Lya wusste nicht, wie lange sie dasaß, wie lange sich ihre Gedanken drehten, überschlugen und vollständig verworren. Sie war Königin … sollte ein Volk leiten … der Schlüssel zu den Thronhallen … der Elfenkönig, mit dem sie verhandeln sollte – musste sie es dann nicht auch mit Zoltan versuchen? Ein kalter Schauer lief ihr über den Rücken – und die Träume über die Rose der Liebe und das Schwert des Sieges. Das Wappen Phyans … stand ihr Schicksal nicht schon fest, seid ihr der Leopard begegnet war? Sie erinnerte sich auch daran, dass ihr ihre Mutter immer wieder eingeschärft hatte, Dingen wie dem Schicksal und der Magie keine geringe Bedeutung beizumessen.

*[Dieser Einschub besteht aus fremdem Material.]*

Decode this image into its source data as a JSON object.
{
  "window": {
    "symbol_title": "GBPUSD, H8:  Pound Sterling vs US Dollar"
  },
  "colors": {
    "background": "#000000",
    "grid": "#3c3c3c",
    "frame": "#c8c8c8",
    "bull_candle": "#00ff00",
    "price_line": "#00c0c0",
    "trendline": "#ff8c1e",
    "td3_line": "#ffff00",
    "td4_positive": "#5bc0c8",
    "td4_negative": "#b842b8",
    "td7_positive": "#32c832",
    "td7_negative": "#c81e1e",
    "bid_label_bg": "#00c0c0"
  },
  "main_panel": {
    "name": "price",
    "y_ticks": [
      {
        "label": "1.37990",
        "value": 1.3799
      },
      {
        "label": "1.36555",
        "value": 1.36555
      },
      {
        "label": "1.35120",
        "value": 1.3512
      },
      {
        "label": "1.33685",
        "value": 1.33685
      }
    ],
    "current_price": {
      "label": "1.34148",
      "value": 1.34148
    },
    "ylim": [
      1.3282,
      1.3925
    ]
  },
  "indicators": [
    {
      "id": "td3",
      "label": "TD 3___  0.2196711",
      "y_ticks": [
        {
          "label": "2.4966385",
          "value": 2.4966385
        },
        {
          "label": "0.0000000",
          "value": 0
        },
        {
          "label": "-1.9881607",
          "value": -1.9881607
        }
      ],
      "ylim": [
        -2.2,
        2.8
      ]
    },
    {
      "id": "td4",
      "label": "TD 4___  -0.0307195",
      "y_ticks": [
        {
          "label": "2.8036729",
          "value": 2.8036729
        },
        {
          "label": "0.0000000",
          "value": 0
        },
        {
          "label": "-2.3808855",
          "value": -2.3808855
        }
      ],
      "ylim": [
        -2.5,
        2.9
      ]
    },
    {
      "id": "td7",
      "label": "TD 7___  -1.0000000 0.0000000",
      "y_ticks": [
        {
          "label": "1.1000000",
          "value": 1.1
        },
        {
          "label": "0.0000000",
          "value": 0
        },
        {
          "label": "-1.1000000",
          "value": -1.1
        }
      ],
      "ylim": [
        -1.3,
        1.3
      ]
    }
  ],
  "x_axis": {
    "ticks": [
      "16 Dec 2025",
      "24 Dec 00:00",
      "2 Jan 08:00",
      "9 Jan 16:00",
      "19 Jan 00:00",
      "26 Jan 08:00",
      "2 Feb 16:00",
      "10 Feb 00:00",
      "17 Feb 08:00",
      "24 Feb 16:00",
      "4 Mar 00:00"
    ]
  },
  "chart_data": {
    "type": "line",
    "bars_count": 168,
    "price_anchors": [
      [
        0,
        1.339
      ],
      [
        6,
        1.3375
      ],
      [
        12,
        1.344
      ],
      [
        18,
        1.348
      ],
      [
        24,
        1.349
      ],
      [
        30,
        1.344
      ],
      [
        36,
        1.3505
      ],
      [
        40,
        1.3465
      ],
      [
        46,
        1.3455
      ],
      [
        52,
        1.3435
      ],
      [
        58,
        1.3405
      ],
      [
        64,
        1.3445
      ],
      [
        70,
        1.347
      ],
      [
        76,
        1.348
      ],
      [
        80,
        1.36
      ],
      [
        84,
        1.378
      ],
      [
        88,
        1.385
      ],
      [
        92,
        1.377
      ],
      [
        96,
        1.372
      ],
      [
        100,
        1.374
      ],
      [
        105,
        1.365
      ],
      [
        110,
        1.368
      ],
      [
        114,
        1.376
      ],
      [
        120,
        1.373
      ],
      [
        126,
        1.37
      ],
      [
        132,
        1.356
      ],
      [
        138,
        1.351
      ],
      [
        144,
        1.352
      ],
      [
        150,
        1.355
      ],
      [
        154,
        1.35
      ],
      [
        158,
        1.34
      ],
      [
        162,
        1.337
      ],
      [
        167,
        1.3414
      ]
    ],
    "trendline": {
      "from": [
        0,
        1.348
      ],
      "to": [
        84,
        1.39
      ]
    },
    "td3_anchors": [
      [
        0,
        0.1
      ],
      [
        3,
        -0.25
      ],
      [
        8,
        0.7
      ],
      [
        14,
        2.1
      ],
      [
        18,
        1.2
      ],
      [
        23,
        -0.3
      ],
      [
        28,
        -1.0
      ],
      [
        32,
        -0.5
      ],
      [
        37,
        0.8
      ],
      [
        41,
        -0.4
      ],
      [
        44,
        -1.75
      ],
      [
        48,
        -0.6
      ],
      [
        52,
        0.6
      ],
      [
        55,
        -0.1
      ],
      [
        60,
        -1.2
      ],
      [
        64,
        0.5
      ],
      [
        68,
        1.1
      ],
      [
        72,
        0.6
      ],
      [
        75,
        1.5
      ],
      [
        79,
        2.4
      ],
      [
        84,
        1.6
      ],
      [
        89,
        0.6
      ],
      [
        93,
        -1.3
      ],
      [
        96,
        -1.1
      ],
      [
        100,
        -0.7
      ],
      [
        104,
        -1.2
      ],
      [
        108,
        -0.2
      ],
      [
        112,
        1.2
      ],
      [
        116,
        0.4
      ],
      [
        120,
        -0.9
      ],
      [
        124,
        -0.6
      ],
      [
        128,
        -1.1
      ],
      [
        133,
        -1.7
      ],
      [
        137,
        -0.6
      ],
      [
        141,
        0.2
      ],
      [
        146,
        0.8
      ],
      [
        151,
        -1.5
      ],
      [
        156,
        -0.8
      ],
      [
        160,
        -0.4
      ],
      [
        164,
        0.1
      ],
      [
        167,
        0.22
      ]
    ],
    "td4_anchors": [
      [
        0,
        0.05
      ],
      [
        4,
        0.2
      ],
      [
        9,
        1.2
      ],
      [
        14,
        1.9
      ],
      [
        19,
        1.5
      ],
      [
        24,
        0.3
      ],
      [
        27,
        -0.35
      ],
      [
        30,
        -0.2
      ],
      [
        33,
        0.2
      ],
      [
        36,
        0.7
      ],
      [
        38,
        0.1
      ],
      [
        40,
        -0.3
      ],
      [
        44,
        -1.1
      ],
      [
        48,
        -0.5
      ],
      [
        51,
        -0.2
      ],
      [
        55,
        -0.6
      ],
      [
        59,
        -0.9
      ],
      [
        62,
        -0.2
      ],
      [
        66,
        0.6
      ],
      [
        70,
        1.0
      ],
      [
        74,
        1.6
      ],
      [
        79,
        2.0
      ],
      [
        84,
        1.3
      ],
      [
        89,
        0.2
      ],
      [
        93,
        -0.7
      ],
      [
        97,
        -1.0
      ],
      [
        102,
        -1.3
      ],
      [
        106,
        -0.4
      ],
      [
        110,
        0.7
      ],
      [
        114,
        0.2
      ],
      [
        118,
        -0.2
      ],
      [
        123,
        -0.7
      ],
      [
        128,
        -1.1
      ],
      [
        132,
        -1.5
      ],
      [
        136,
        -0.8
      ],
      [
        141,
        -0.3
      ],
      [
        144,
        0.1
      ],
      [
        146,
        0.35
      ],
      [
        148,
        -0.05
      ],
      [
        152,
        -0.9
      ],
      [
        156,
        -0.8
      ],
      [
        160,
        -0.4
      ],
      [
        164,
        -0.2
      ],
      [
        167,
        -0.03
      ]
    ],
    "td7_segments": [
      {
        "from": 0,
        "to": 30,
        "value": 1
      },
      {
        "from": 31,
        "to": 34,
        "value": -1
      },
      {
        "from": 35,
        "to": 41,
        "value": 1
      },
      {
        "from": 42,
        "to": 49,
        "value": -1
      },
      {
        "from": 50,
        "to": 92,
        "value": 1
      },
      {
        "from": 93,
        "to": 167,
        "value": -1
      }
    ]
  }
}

„Viele Fäden sind miteinander verwoben und ergeben zusammen ein Muster, das uns meistens nicht auffällt. Aber es ist da“, hatte Jastia immer gesagt.

Nach langer Zeit stand Lya auf und öffnete die Türe.

Eine Versammlung hatte offensichtlich stattgefunden, denn die Menge war gerade dabei, sich aufzulösen. Alma und Sylon standen auf einem großen, abgeflachten Stein und sprangen hinunter. Die Menschen blieben stehen und wandten sich mit gespannten Minen Lya zu, die den Rücken durchstreckte, die Schultern straffte und den Kopf hob: „Ich habe mich entschieden.“

Sie blickte Sylon fest in die Augen. „Ich werde die Stämme zusammenrufen und um unser Land kämpfen.“

Die Erleichterung, die ihr entgegenschlug, war so groß, dass Lya lächelte. Die Freudenschreie, die darauf folgten, ohrenbetäubend.